Screen Time in Early Childhood

Growing evidence links excessive screen exposure during early childhood to reduced emotional understanding. One study found that increased television exposure between six and 18 months of age was associated with higher emotional reactivity and aggression. Another found that higher screen time at age four predicted lower emotional understanding at age six. Having a television in a child’s bedroom at age six predicted lower emotional understanding at age eight.

The type of screen matters too. Computer use and video gaming were linked to more severe depressive symptoms, while television viewing alone was not. Gaming was associated with lower emotional understanding in boys but not girls. Early and persistent exposure to violent content specifically raises the likelihood of antisocial behavior. At a neurological level, addictive screen use appears to decrease social coping skills and create craving patterns that resemble substance dependence.

The mechanism is straightforward: every hour a young child spends on a screen is an hour not spent in face-to-face interaction, where emotional learning naturally occurs. Screens don’t provide the reciprocal emotional feedback that human relationships do.

Cultural Norms Around Emotional Expression

Culture shapes not just how people express emotions but how they experience them internally. Research comparing American and Chinese young adults found that Americans were significantly more emotionally expressive, with a large effect size. More importantly, the study revealed that cultural differences in expressiveness actually changed the relationship between brain activity and emotional experience. In more expressive individuals, the brain’s body-sensing regions tracked more closely with how strongly they reported feeling an emotion. In less expressive individuals, that connection was weaker.

This suggests that growing up in a culture that values emotional restraint doesn’t just teach people to hide their feelings. It may fundamentally alter how the brain links physical sensations to emotional awareness, making emotions literally feel less distinct or intense. Someone raised in such an environment might score lower on emotional intelligence assessments designed in Western cultures, not because they lack capacity but because their emotional processing has been shaped differently.

Can Low Emotional Intelligence Be Changed?
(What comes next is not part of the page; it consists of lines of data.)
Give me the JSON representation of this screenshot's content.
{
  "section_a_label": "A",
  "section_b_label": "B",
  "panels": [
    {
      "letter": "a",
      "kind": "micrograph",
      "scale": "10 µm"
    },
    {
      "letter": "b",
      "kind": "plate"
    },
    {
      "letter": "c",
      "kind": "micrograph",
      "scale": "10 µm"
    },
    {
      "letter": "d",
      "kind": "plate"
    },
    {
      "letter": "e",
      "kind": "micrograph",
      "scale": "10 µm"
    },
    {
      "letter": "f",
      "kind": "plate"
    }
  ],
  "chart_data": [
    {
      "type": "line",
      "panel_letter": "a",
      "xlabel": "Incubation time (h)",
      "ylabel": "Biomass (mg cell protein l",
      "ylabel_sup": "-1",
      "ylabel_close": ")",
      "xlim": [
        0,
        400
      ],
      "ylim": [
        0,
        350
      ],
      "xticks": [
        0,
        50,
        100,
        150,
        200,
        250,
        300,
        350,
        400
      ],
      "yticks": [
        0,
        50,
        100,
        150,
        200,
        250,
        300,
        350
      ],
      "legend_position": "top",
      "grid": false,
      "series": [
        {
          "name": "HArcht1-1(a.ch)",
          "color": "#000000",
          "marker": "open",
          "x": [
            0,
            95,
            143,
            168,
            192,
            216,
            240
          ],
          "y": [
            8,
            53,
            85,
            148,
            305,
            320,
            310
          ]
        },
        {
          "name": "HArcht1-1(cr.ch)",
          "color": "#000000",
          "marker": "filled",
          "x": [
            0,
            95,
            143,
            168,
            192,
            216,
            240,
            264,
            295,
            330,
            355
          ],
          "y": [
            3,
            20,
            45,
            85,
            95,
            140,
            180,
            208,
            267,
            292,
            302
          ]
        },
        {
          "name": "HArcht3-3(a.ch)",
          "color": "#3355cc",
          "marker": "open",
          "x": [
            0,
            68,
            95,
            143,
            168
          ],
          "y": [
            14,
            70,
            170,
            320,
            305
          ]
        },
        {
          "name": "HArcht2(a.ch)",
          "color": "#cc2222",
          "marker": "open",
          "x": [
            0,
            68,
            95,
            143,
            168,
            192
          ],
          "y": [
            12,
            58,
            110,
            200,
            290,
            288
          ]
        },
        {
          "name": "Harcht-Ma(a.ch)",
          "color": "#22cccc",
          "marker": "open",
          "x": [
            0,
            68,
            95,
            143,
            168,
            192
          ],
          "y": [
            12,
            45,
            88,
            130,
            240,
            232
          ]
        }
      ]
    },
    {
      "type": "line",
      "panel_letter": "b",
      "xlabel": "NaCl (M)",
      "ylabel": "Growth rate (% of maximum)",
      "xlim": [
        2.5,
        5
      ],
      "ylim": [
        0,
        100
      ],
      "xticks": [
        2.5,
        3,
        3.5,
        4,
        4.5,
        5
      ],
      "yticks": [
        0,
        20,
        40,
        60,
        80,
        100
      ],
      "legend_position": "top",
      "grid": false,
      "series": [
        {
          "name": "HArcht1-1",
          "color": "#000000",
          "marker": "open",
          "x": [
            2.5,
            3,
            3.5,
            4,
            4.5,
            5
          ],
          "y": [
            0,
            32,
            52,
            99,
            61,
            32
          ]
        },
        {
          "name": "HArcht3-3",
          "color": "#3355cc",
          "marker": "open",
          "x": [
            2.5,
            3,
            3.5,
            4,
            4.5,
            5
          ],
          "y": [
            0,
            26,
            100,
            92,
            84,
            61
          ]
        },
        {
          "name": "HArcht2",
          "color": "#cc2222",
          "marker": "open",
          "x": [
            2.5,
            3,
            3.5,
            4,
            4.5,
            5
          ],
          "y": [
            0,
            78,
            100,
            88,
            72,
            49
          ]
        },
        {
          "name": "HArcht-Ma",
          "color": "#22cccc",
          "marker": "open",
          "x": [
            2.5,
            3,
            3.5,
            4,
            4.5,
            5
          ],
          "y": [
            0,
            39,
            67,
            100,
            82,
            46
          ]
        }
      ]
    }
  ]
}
Emotional intelligence is not fixed. Training programs have demonstrated measurable improvement, particularly in self-focused skills. A randomized controlled trial of an online emotional intelligence training program found significant improvements in self-reported emotion perception, self-regulation, and the ability to help regulate others’ emotions, with effects lasting at least eight weeks after the training ended.

There’s an important caveat, though. The same study found no improvement in performance-based measures of emotional intelligence or in the ability to perceive emotions in others. Self-awareness and self-regulation appear more trainable than the ability to accurately read other people. This pattern has held across multiple studies: the internal, reflective components of emotional intelligence respond to intervention more readily than the interpersonal, perceptive components.

Earlier workplace research found that managers who completed emotional intelligence training improved not only their overall emotional intelligence but also their general health and psychological well-being, while a control group showed no changes. This suggests that even partial improvement in emotional intelligence carries real benefits beyond emotional skills alone.